- Film poster
- Directed by: Xander Robin
- Written by: Xander Robin
- Produced by: Joshua Sobel; Thelonious Brooks; Xander Robin;
- Starring: Michael Patrick Nicholson; Chelsea Lopez; Michael Godere;
- Cinematography: Matt Clegg
- Edited by: Dustin Waldman; Xander Robin;
- Music by: Garret H. Morris; DJ Burn One;
- Production company: Greatest Planet On Earth
- Distributed by: Cleopatra Entertainment
- Release dates: September 9, 2016 (Venice); February 13, 2018;
- Running time: 77 minutes
- Country: United States
- Language: English
- Budget: $90,000^{[citation needed]}

= Are We Not Cats =

2016 American horror film

Are We Not Cats is a 2016 American horror romance film written and directed by Xander Robin, about two strangers who spark romance through an unusual habit. The film stars Michael Patrick Nicholson, Chelsea Lopez, and Michael Godere.

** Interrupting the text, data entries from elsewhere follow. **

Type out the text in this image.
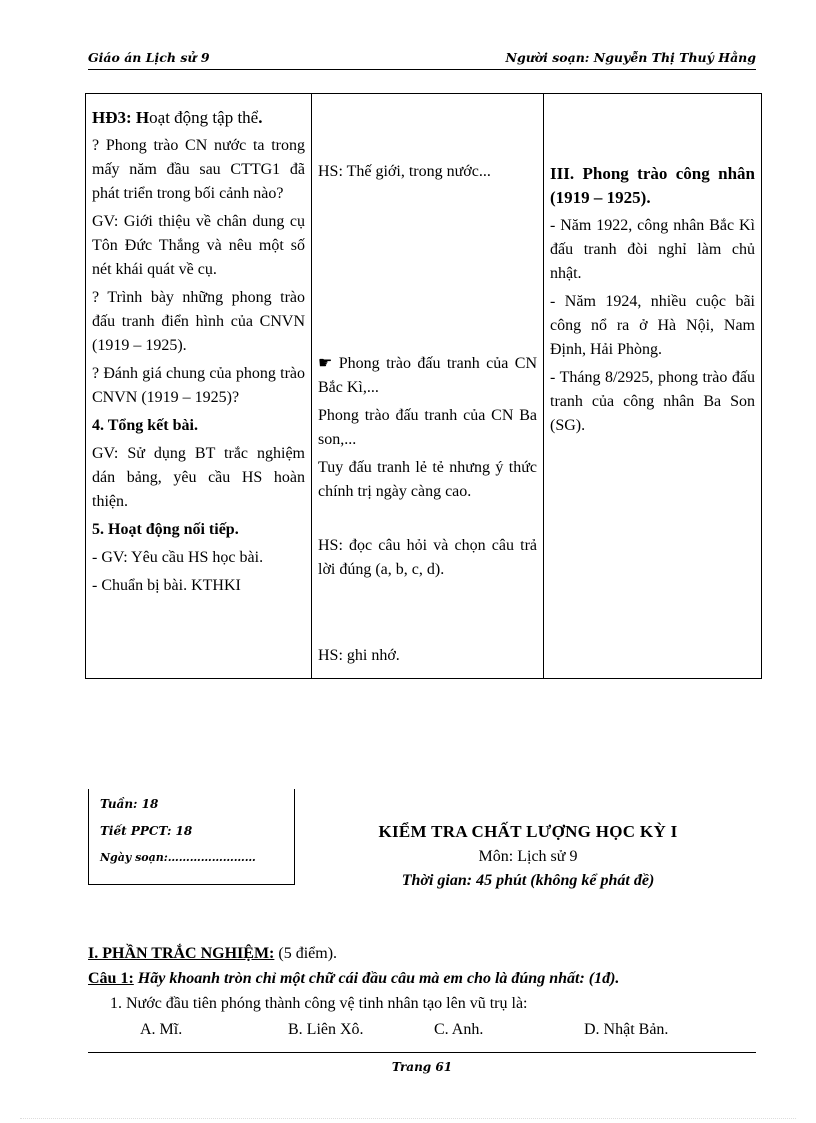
Giáo án Lịch sử 9	Người soạn: Nguyễn Thị Thuý Hằng
HĐ3: Hoạt động tập thể.
? Phong trào CN nước ta trong mấy năm đầu sau CTTG1 đã phát triển trong bối cảnh nào?
GV: Giới thiệu về chân dung cụ Tôn Đức Thắng và nêu một số nét khái quát về cụ.
? Trình bày những phong trào đấu tranh điển hình của CNVN (1919 – 1925).
? Đánh giá chung của phong trào CNVN (1919 – 1925)?
4. Tổng kết bài.
GV: Sử dụng BT trắc nghiệm dán bảng, yêu cầu HS hoàn thiện.
5. Hoạt động nối tiếp.
- GV: Yêu cầu HS học bài.
- Chuẩn bị bài. KTHKI

HS: Thế giới, trong nước...
☛ Phong trào đấu tranh của CN Bắc Kì,...
Phong trào đấu tranh của CN Ba son,...
Tuy đấu tranh lẻ tẻ nhưng ý thức chính trị ngày càng cao.
HS: đọc câu hỏi và chọn câu trả lời đúng (a, b, c, d).
HS: ghi nhớ.

III. Phong trào công nhân (1919 – 1925).
- Năm 1922, công nhân Bắc Kì đấu tranh đòi nghỉ làm chủ nhật.
- Năm 1924, nhiều cuộc bãi công nổ ra ở Hà Nội, Nam Định, Hải Phòng.
- Tháng 8/2925, phong trào đấu tranh của công nhân Ba Son (SG).
Tuần: 18
Tiết PPCT: 18
Ngày soạn:……………………
KIỂM TRA CHẤT LƯỢNG HỌC KỲ I
Môn: Lịch sử 9
Thời gian: 45 phút (không kể phát đề)
I. PHẦN TRẮC NGHIỆM: (5 điểm).
Câu 1: Hãy khoanh tròn chỉ một chữ cái đầu câu mà em cho là đúng nhất: (1đ).
1. Nước đầu tiên phóng thành công vệ tinh nhân tạo lên vũ trụ là:
A. Mĩ.	B. Liên Xô.	C. Anh.	D. Nhật Bản.
Trang 61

The film premiered at the 73rd Venice International Film Festival and was listed as one of the top 10 horror films of 2018 by Rotten Tomatoes.

== Synopsis ==
After losing his job, girlfriend, and home in a single day, Eli, a desperate twenty-something accepts a delivery job in a remote upstate backwater. There he meets Anya, a beguiling young woman with whom he shares a strange habit.

Eli's skin picking is reminiscent of excoriation disorder and trichotillomania, while Anya's hair picking is reminiscent of trichotillomania and trichophagia, leading to a climactic case of Rapunzel syndrome.

== Release ==
The film had its world premiere at the 73rd Venice International Film Festival as the closing film of the Critics Week sidebar.

It later screened at 2016 Sitges Film Festival, Stockholm International Film Festival, Oldenburg International Film Festival, Chicago International Film Festival, and won best narrative feature at the 2017 Sidewalk Film Festival.

Are We Not Cats was released in North America in 2018 by Cleopatra Entertainment.

It was later released to stream on Shudder.

== Reception ==
On Rotten Tomatoes, the film has a rating of 91%, based on 11 reviews. On Metacritic, it has a score of 68 out of 100, based on reviews from 5 critics, indicating "generally favorable" reviews.